Where are all these properties? Are you talking about foreclosures…because that’s not the government confiscating property. Its people borrowing money to buy a house and using the house as collateral for the loan, and not paying the loan back so the bank takes the house to hopefully sell and recover its money.
Or are you talking about decaying cities like Detroit where people don’t want to live because what’s the point of moving to a high tax high crime area with poor job prospects.
Look how many houses there literally sold for 1 dollar lol…they are basically giving them away and still can’t even find enough takers They’re only good for a squatter or to demolish just to get rid of the eyesore they are and hope that in the future if the city revives the land can be redeveloped into something worthwhile.

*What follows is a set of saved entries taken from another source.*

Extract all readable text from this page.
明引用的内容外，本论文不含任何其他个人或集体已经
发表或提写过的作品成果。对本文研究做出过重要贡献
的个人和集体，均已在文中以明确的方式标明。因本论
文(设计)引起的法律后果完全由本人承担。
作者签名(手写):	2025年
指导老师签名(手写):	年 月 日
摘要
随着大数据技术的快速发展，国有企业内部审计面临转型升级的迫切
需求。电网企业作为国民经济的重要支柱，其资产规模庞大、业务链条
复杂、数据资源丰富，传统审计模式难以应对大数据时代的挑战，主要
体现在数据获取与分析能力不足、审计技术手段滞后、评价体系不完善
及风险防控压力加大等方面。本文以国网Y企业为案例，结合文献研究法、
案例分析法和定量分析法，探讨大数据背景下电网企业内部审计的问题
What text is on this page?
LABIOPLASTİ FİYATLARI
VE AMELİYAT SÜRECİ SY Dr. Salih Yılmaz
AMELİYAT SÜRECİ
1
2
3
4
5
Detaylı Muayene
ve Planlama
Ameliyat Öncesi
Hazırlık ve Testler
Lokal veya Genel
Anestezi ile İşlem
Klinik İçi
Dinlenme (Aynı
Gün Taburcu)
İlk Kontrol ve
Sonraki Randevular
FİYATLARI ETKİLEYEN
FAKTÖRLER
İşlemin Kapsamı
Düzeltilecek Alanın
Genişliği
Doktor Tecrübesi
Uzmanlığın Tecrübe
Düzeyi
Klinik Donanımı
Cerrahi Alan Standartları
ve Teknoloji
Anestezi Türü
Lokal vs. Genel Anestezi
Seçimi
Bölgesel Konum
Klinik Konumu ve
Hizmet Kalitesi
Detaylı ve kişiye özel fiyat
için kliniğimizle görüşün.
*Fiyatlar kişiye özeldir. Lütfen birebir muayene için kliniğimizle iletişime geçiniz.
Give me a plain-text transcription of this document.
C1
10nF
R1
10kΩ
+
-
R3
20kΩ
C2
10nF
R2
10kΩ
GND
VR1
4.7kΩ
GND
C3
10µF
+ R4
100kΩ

This isn’t a new phenomena…its been going on well before we ever left the gold standard. I live in New England, and we have a ton of areas up here that are referred to as mill towns. Basically a company would build a large mill/factory/warehouse or whatever you want to call it, and around that factory they’d often build mill houses for the employees, so they could have a near by place to live since cars weren’t really a thing back then. You’d then get a plethora of businesses that would crop up around that town, and it would essentially create a small city centered around a big business. If the mill closed the town pretty much died, as it was essentially the mill employees that supported the small businesses as well. People would leave. Sure they’d try to sell the houses and the factory, but nobody really wanted them because there wasn’t any opportunity in the area.
my dick has intrinsic value
my dick has intrinsic value
You are right, it has 18 years worth of resource confiscation in it if you aren’t careful.
I’m speaking of masses of land that government owns, which it claims belong to the people, as well as foreclosures, not just in Detroit. I can walk around my town right now, and there are properties on the damned city corners with rotting houses just sitting there. There is absolutely no excuse for preventing people from living on a property like that while no one uses it. It’s getting to where just about every city has multiple properties like that.